Your employer isn't paying for your pension? The courts won't help by: Eran Golan, Kav LaOved
The right to social security is one of the most important statutory rights in the 21st century welfare state. The main source of the retired citizen's economic security is their pension, which they are supposed to receive at a certain age.
Until 2008, approximately one million workers did not have any legal standing when demanding that their employers pay for their pensions. The recent deal signed between the Histadrut and employers does indeed grant workers social benefits, but the legal background and the current judicial system in Israel do not provide practical solutions to those whose rights have been violated.

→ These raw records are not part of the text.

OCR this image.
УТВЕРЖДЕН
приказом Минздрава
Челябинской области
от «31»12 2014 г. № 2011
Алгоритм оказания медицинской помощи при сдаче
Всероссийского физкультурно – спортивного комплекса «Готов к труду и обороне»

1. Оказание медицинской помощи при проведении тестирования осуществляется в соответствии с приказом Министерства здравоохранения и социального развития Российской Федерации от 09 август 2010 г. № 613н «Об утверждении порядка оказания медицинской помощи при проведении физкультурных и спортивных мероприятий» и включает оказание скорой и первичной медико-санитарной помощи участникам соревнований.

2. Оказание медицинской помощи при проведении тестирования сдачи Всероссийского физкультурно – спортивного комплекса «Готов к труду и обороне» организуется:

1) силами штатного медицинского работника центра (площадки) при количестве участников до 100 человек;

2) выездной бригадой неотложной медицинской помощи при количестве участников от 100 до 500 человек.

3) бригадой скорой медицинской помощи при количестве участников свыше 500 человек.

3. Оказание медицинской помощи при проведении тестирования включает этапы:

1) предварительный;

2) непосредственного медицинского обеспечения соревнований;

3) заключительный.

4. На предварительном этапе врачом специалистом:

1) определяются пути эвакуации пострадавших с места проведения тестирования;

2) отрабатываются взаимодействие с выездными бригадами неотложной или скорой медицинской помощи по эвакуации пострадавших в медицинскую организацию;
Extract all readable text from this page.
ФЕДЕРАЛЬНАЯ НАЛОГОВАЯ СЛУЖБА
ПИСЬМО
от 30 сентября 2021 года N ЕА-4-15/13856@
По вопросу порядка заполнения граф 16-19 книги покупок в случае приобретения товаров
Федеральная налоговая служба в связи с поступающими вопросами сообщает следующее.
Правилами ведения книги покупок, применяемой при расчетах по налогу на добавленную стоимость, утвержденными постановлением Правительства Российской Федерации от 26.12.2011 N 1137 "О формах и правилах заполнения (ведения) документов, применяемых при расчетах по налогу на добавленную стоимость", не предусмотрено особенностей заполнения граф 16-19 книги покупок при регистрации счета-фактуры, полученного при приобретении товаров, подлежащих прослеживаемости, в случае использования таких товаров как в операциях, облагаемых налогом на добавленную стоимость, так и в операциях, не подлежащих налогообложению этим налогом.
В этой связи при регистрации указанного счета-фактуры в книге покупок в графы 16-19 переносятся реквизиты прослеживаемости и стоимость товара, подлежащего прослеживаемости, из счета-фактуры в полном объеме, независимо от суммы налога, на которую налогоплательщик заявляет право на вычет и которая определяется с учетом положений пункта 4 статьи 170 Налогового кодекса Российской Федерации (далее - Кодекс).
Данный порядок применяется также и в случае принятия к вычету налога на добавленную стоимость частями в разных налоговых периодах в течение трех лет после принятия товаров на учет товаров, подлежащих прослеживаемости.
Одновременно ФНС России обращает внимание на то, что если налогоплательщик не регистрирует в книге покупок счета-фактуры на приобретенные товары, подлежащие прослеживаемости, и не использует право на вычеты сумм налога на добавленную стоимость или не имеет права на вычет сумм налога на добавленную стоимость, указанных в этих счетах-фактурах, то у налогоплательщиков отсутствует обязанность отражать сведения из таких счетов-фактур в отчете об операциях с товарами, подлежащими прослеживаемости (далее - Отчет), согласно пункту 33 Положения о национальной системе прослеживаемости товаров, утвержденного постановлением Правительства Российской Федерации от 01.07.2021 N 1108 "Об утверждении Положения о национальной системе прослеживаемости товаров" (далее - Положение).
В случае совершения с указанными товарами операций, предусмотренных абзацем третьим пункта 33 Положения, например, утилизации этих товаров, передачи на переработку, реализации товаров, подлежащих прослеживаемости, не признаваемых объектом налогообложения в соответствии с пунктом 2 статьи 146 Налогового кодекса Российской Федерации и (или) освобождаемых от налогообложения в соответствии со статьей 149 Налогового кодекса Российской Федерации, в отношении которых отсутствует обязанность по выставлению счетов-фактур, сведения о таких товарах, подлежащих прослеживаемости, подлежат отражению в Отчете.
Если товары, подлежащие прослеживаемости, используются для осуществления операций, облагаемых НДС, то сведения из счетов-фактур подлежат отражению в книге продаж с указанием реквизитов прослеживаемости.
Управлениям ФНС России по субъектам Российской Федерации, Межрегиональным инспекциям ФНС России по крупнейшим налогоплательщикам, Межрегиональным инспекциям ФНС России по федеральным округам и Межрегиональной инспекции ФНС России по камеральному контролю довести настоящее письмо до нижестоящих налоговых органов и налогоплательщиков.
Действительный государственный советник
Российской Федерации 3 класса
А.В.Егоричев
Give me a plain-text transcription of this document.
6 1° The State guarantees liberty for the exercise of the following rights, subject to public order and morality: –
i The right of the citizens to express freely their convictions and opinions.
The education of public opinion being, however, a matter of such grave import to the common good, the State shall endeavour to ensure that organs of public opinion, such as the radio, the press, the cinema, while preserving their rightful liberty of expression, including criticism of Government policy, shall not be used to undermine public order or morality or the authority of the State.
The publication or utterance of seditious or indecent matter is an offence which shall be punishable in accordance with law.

Criminal law is avoided: Today, both the employer's and the employee's money allocated to social benefits is transferred to the pension fund through the employer. In practice, many employers tend to make these payments late, and not always in full. The common worker, who sees that the money has been deducted from their salary every month, assumes that they can sleep easy. In fact their situation is not very different from that of a contract worker. Legislation has been severe and the penalty for failing to transfer money deducted from a salary has been set at five years prison time. To date, not one offender has been indicted for this crime.
Civilian means of enforcement have been rejected: There is no governmental body dedicated to the enforcement of pension payments. In the absence of such a body, the only way to enforce this law for the benefit of the workers is through a class action. Labour courts have not been acting in the spirit of the new Class Action Law, and have rejected all class action suits regarding pension fund payments.
Labour Court proceedings take too much time: Today, in the Local Labour Court in Tel-Aviv, the first hearing in a claim is conducted one year after it is filed. When Income Tax ordinances stating that money cannot be deposited after one year are added to the equation, we see that a worker who is forced to sue their employer will never receive payment to their pension fund.
Compensation does not reflect the damage: Even after the Labour Court accepts that the worker's right to pension has been violated, the compensation it awards does not reflect the damage to the worker. Usually, loss of return during the years payments were not made to the pension fund is not accounted for in damages.
Statute of limitations is also problematic. Let us take, for example, a person who has worked 40 years and whose employer has avoided payments to his pension fund. This worker reaches retirement and discovers that he was entitled to a pension fund. Allegedly, this worker could sue his employer because the employer had not paid for his social benefits. However, a National Labour Court ruling states that the statute of limitations is to be calculated for each due pension payment individually, instead of calculating it from the time of retirement for the entire pension. Consequentially, the worker can only sue for seven years worth of payments out of a total of 40 years of labour, and will be left with no pension.
In conclusion, we have a legal system where proceedings take too long and which does not fully compensate the worker, inflexible Income Tax ordinances, and a legal system which acts according to normative concepts, preferring not to use criminal sanctions, contrary to the legislature's position. For the workers at the bottom of the labour market the way to realization of the right to social security looks harder than ever.